Antiferromagnetic textures in BiFeO3 controlled by strain and electric field

A. Haykal et al, Nature Communications 11, 1704 (2020) get the file

This work results from a collaboration between the Laboratoire Charles Coulomb in Montpellier, France, the Unité Mixte de Physique CNRS/Thales in Palaiseau, France, the SPEC in Gif-sur-Yvette, France, the University of New South Wales in Sydney, Australia, the University of Twente in Enschede, the Netherlands and the synchrotron SOLEIL in Gif-sur-Yvette, France.

We studied thin films of bismuth ferrite (or short BFO) with varying epitaxial strain. BFO is indeed an antiferromagnet which also possess an electric polarization (a multiferroic) and the coupling between the magnetic and the electric state is strain-dependent.

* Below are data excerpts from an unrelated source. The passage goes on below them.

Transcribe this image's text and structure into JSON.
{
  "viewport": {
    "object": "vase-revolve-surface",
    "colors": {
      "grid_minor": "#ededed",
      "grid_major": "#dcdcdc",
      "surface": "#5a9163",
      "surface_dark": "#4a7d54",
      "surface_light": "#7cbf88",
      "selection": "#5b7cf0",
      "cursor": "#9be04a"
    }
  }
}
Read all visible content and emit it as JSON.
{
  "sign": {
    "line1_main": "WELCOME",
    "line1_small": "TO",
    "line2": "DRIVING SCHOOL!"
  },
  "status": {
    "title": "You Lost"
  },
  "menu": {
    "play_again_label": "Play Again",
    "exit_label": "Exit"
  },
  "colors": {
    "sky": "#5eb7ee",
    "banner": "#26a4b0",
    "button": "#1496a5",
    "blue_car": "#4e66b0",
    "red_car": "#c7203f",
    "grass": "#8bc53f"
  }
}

This mechanism could therefore provide a solution for low-power control antiferromagnetic states.

We prepared a serie of BFO films undergoing various strains by changing the growth substrate and then used a combination of several experimental techniques to characterize and manipulate their magnetic and electric states:

Measured strain-dependent phase diagram of BFO films. The top images show the ferroelectric state measured with PFM while the bottom images show magnetic field maps obtained from NV center magnetometry.

Our data reveal the presence of two types of cycloids modulating the antiferromagnetic order. At low strain, we observe the same cycloidal state as in bulk BFO but when the strain (either compressive or tensile) increases, a second cycloid type propagating along another direction is stabilized. When the strain becomes too large, the cycloid disappear and only antiferromagnetic domains remain. This observation of two types of cycloid, the usual one from the bulk and an exotic one, is supported by resonant x-ray scattering measurements.

Strain-dependent phase diagram of BFO films in written ferroelectric domains.

We went further and used the PFM tip to written single ferroelectric domains. Our NV magnetometry measurements show that the cycloid can be stabilized or that its type can be modified using this procedure, and consequently demonstrate that efficient control of the spin cycloid can be achieved electrically.